It’s been a few years since I have seen the designs and implementation abilities from Nasuni, and so I was looking forward to their presentation at Storage Field Day 16. They have historically positioned themselves as essentially a Big File Server, and essentially, they still are. Largely scalable, file-based services for the enterprise, with scalability based on namespace, but so very much more.
Imagine, a very easy to use, easy to manage, and highly secure, file server, with erasure encoding, and real-time replication to as many sites you may need, location awareness, and version control with locking. As I said this is a file-based system, supporting SMB protocol, but again, much more. While they don’t like to envision themselves as a gateway, there is certainly a gateway functionality. You’re writing to standard SMB protocol, so there’s an inherent ease, particularly to Windows, Active Directory users, but a native connection to object based benefits. Thus, when your users wish to access theirs, or others’ files in remote based locations, this is accomplished quite easily. All one must do is set up a Nasuni based peer (which can be physical or virtual) in whatever other datacenter, the big ones (AWS, for example, with GCP coming soon), where the number of devices can grow easily, by simply deploying another virtual device, rapidly, on an OVF type delivery method, wherever and whenever appropriate. Incidentally, one is able to deploy these virtual appliances essentially endlessly, as they’re no-charge implementations.

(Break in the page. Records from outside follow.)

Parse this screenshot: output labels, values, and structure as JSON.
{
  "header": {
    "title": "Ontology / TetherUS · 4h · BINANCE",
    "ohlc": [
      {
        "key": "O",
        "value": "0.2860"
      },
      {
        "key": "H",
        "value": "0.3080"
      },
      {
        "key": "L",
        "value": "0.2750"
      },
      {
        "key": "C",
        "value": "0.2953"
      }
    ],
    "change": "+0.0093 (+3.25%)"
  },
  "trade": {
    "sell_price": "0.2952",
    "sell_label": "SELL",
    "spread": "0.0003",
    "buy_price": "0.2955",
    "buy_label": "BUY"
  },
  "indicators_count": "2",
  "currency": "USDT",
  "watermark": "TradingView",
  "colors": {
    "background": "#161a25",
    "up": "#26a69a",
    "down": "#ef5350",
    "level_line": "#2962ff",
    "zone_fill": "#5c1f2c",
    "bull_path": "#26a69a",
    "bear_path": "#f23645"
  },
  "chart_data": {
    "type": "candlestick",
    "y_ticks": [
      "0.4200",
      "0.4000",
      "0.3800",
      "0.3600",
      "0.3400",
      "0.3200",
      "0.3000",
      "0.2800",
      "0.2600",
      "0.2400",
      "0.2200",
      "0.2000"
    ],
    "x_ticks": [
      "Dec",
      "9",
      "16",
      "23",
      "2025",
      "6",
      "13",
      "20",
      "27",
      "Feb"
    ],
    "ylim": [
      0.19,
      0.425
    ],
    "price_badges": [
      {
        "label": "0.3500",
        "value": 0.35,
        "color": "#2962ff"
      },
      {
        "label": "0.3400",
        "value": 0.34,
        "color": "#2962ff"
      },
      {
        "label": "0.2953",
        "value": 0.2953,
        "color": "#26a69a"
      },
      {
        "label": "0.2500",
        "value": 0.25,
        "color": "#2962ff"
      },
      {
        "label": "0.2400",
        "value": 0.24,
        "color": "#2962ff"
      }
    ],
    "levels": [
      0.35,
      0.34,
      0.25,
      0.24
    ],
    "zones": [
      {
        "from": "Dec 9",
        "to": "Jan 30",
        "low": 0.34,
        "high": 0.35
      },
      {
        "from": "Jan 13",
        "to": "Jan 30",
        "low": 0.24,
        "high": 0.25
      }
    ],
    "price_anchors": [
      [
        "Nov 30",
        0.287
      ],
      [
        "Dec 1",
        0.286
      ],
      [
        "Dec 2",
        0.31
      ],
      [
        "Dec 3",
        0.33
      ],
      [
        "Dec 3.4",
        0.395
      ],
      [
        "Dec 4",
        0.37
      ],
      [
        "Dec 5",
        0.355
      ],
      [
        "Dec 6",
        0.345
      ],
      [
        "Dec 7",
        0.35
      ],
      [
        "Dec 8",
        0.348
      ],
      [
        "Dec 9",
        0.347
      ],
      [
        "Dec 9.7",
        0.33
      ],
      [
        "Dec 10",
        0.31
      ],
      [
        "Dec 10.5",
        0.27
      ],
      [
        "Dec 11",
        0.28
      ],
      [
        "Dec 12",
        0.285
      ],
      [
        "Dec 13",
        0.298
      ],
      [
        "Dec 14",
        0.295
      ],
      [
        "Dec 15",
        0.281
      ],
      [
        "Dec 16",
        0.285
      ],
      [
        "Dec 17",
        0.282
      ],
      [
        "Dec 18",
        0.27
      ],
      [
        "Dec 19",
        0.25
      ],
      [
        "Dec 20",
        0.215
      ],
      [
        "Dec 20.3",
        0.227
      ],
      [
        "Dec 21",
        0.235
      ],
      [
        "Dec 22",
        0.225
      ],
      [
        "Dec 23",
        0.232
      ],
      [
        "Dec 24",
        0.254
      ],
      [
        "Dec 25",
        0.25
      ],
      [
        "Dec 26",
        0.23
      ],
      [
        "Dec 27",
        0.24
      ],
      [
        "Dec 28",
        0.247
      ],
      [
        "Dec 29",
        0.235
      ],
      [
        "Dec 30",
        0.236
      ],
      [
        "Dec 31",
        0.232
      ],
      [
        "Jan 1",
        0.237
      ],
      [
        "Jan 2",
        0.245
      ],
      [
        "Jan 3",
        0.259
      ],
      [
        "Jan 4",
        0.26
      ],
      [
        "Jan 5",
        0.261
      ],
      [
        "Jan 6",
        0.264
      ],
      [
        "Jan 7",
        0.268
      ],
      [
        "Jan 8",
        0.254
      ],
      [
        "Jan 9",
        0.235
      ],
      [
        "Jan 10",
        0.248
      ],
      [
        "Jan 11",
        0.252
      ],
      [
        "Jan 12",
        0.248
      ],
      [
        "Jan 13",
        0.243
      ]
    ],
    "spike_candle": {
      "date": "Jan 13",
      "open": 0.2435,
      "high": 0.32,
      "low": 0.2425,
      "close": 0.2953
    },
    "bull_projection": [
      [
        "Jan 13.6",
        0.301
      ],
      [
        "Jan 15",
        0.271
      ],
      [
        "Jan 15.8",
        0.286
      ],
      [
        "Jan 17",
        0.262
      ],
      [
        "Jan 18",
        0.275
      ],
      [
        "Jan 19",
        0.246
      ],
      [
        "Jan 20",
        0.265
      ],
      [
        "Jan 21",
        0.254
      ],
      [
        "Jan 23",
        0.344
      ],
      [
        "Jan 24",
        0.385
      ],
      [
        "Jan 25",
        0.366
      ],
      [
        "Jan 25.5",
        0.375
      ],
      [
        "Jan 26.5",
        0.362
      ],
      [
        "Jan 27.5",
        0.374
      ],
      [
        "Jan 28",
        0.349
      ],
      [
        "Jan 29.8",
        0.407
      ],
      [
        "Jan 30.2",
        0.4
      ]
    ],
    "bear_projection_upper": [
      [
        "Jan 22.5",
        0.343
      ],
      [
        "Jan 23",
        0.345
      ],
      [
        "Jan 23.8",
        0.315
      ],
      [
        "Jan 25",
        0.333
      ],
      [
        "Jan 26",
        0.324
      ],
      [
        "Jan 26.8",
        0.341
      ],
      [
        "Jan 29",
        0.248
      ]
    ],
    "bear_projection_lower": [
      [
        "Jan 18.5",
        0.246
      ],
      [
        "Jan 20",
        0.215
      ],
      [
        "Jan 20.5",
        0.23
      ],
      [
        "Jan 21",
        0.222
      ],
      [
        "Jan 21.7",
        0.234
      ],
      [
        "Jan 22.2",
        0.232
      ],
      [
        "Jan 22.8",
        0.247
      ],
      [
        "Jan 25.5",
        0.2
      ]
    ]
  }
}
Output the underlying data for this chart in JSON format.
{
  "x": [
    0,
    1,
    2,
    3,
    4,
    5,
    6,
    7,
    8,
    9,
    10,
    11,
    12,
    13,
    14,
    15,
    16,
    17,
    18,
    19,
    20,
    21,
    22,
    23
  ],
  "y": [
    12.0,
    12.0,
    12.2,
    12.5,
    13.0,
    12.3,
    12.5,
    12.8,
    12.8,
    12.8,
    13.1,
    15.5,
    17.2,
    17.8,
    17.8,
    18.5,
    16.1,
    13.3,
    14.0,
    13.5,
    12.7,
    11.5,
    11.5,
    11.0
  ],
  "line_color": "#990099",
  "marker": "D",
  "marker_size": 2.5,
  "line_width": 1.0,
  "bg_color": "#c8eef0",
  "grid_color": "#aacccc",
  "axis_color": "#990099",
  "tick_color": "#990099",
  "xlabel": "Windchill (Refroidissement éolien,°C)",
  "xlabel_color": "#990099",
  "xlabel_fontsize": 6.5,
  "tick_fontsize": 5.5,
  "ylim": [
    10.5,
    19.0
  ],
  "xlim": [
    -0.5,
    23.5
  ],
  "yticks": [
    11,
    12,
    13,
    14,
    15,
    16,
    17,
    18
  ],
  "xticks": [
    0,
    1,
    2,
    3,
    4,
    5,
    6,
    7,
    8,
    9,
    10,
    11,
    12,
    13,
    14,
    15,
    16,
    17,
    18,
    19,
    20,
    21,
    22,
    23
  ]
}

Nasuni uses a somewhat revolutionary “UNIfs” or Universal File System, which is a global one, offering infinite file, directory, and volume size, on this global file system. Works also, with a fully manageable Restful API, that can be scripted as well.
According to Tom Rose, the Chief Marketing Officer, for this really great solution, the idea is and has been from the start, a way in which to facility rapid growth, work from home initiatives, and the ever-present desire to “Drive to the Cloud” motivations that are the subject of many of the conversations in which I find myself involved in my day-to-day conversations with my customers. What was seen just a couple years ago as disruptive is now seen as simple mainstream initiatives.
In this world of storage, where the prevalence of file-based storage is growing at a rate of 10 times that of block based storage, and the drive to the cloud is prevalent, a simple, scalable, manageable, and well thought out licensing model, requiring growth without necessarily buying more disc onsite, and availability wherever and however desired, is a real solution, bringing the kind of functionality to these solutions, allowing they type of growth we see and desire for our organizations. I see this as particularly beneficial in my patch, where companies with minds toward acquisition, and global reach, even where compliance issues abound, as data sovereignty issues and regulations occur regularly can benefit. The way in which organizations can now migrate their storage into a global namespace, to me is a function, that also offers some compelling use-case.